Ketika kekuasaan melekat pada politik seksualitas di Pontianak, tepatnya pada kepemimpinan Gubernur Cornelis 2008 – 18, dan walikota Pontianak Sutarmidji M.H. Konflik yang dibuat oleh pada budaya dan agama, baik itu secara individu, organisasi dan kalangan.
Berbagai kepentingan itu timbul dengan adanya kebiadaban mereka baik itu agama Nasrani, Islam, dan Protestan di Indonesia, secara khusus di Kalimantan Barat. Di mulai dari lingkungan tetangga, dan gereja, serta persekolahan. Berbagai catatan yang menempel pada faktor kehidupan sosial mereka di penduduk .
Hal ini tampak dengan berbagai kepentingan ekonomi politik, sosial, dan budaya menempel pada kebiadaban mereka pada orang Batak, Dayak dan Tionghoa, serta Melayu secara khusus di Kalimantan Barat, tanpa terkecuali orang Jawa berasmilasi budaya Batak dan Tionghoa.
Berbagai kepentingan kekuasaan, dan rakusnya orang tersebut dalam budaya dan agama lekat pada kebiadaban mereka untuk membuat onar, pertentangan sosial, konflik sekualitas, dan kebiadan mereka yang mampu disebut pada orang batak Sihombing, Siregar, dan Melayu, Marpaung, mampu dipahami dengan adanya orang Dayak sebagai pemimpinnya terang bagaimana konflik sosial itu di ciptakan di Kota Pontianak, dan Kalimantan Barat.

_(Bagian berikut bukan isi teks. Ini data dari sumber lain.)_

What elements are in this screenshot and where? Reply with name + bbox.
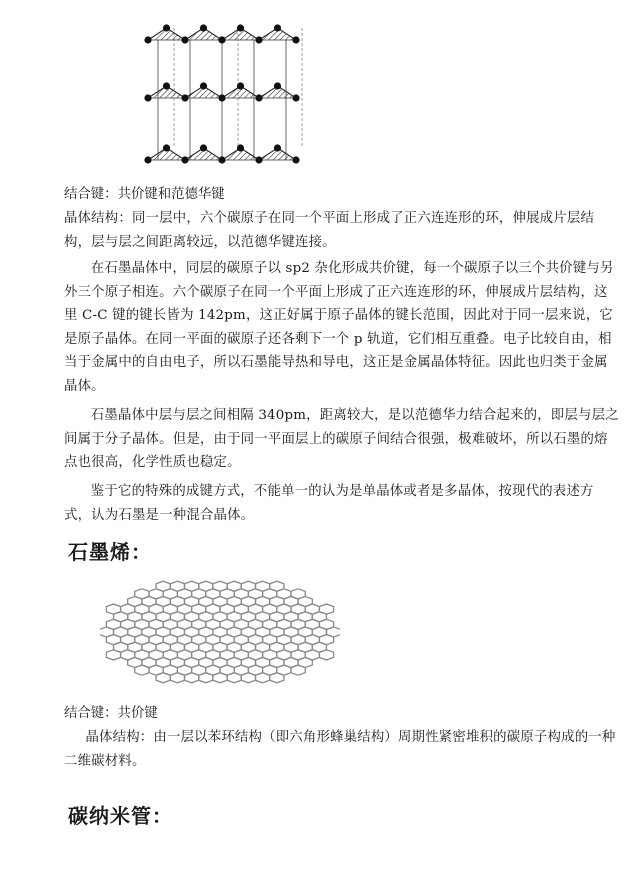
carbon-atom bbox=[274, 144, 281, 151]
carbon-atom bbox=[181, 36, 188, 43]
graphite-bond-label: 结合键：共价键和范德华键 bbox=[64, 187, 225, 202]
carbon-atom bbox=[237, 144, 244, 151]
graphite-structure-figure bbox=[130, 14, 320, 182]
graphene-structure-figure bbox=[100, 572, 340, 697]
carbon-atom bbox=[163, 24, 170, 31]
graphene-honeycomb-drawing bbox=[100, 572, 340, 697]
carbon-atom bbox=[163, 144, 170, 151]
carbon-atom bbox=[144, 94, 151, 101]
graphene-bond-label: 结合键：共价键 bbox=[64, 706, 158, 721]
graphene-hexagon bbox=[256, 673, 270, 683]
graphene-hexagon bbox=[213, 673, 227, 683]
carbon-atom bbox=[218, 156, 225, 163]
graphene-hexagon bbox=[241, 673, 255, 683]
carbon-atom bbox=[255, 94, 262, 101]
graphene-hexagon bbox=[199, 673, 213, 683]
graphene-hexagon bbox=[270, 673, 284, 683]
graphene-structure-text: 晶体结构：由一层以苯环结构（即六角形蜂巢结构）周期性紧密堆积的碳原子构成的一种二维碳材料。 bbox=[64, 730, 616, 769]
nanotube-heading: 碳纳米管： bbox=[68, 804, 173, 828]
graphite-lattice-drawing bbox=[130, 14, 320, 182]
graphene-hexagon bbox=[106, 650, 120, 660]
carbon-atom bbox=[292, 94, 299, 101]
carbon-atom bbox=[144, 156, 151, 163]
carbon-atom bbox=[181, 94, 188, 101]
carbon-atom bbox=[218, 36, 225, 43]
graphite-structure-text: 晶体结构：同一层中，六个碳原子在同一个平面上形成了正六连连形的环，伸展成片层结构，层与层之间距离较远，以范德华键连接。 bbox=[64, 211, 595, 250]
graphene-hexagon bbox=[156, 673, 170, 683]
carbon-atom bbox=[181, 156, 188, 163]
graphene-heading: 石墨烯： bbox=[68, 540, 152, 564]
graphene-hexagon bbox=[135, 665, 149, 675]
graphite-paragraph-3: 鉴于它的特殊的成键方式，不能单一的认为是单晶体或者是多晶体，按现代的表述方式，认为石墨是一种混合晶体。 bbox=[64, 484, 594, 523]
carbon-atom bbox=[274, 24, 281, 31]
carbon-atom bbox=[237, 82, 244, 89]
carbon-atom bbox=[237, 24, 244, 31]
carbon-atom bbox=[218, 94, 225, 101]
carbon-atom bbox=[255, 36, 262, 43]
carbon-atom bbox=[200, 82, 207, 89]
carbon-atom bbox=[144, 36, 151, 43]
graphene-hexagon bbox=[185, 673, 199, 683]
graphene-hexagon bbox=[291, 665, 305, 675]
carbon-atom bbox=[274, 82, 281, 89]
graphite-paragraph-2: 石墨晶体中层与层之间相隔 340pm，距离较大，是以范德华力结合起来的，即层与层之间属于分子晶体。但是，由于同一平面层上的碳原子间结合很强，极难破坏，所以石墨的熔点也很高，化学性质也稳定。 bbox=[64, 408, 619, 470]
graphene-hexagon bbox=[319, 650, 333, 660]
carbon-atom bbox=[200, 144, 207, 151]
graphene-hexagon bbox=[170, 673, 184, 683]
graphite-paragraph-1: 在石墨晶体中，同层的碳原子以 sp2 杂化形成共价键，每一个碳原子以三个共价键与另外三个原子相连。六个碳原子在同一个平面上形成了正六连连形的环，伸展成片层结构，这里 C-C 键的键长皆为 142pm，这正好属于原子晶体的键长范围，因此对于同一层来说，它是原子晶体。在同一平面的碳原子还各剩下一个 p 轨道，它们相互重叠。电子比较自由，相当于金属中的自由电子，所以石墨能导热和导电，这正是金属晶体特征。因此也归类于金属晶体。 bbox=[64, 261, 614, 394]
graphene-hexagon bbox=[227, 673, 241, 683]
carbon-atom bbox=[292, 36, 299, 43]
carbon-atom bbox=[255, 156, 262, 163]
carbon-atom bbox=[163, 82, 170, 89]
carbon-atom bbox=[200, 24, 207, 31]
carbon-atom bbox=[292, 156, 299, 163]
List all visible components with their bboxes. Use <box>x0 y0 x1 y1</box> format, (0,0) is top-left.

Gaya hidup yang berperan dalam aspek kehidupan sosial, kelas sosial, dan usaha kelas kepada budaya dan agama mereka, serta aneka macam kepentingan ekonomi politik, dan wawasan yang mereka perbuat sangat minim selama hidup beragama dan budaya serta melakukan pekerjaan . Rencana baik dan jahat tetap dilakukan pada lingkungan rumah tangga, lingkungan militer, dan daerah pedagang,kesehatan dan pendidikan.
Berbagai hal terkait itu juga, seksualitas menjadi alat seni manajemen mereka selaku orang lokal, Indonesia yang baru naik kelas sosial secara umum. Catatan pergantian sosial itu terang bagaimana mereka hidup, dan bertahan pada lingkungan rumah tangga, seharusnya menjadi problem mereka selama hidup bermasyarakat, agama dan budaya, bagaimana mereka memperolehnya ?
Kebringasan itu muncul dengan adanya kebiadaban mereka dibalik tembok agama, dan budaya serta profesi hingga ketika ini, seperti dokter, dan pendidik 2008 – 21, hasil pembangunan manusia (Tionghoa, Batak, Jawa, dan Melayu, Kalimantan Barat) yang tidak baik, selama hidup mereka berkepala Gubernur dan Walikota.
Tanpa mempunyai moral, dan etika selama hidup bermasyarakat, beragama, dan budaya menempel pada aspek kehidupan sosial, dan konflik sosial yang mereka ciptakan secara paksa. Apa sebetulnya motif dari orang Sihombing batak itu, dan Jawa selama di Kalimantan Barat.
Menggangu kesehatan dan pendidikan kah ? atau mengikuti politik seksualitas di DKI Jakarta untuk menerima akreditasi terhadap budaya mereka, dan kesalahan orang bau tanah mereka terdahulu contohnya baik itu secara Protestan dan Islam.
Melalui gaya hidup, dan melalui krisis ekonomi politik yang diciptakan mereka selama berkuasa 2008 – 18 untuk bersanding atau asimilasi budaya melalui perkawinan, tanpa hilang rasa malu mereka sebagai budaya dan agama, suku misalnya, dan agama sebagai nafsu duniawi mereka Islam – Protestan – Kristen (Indonesia).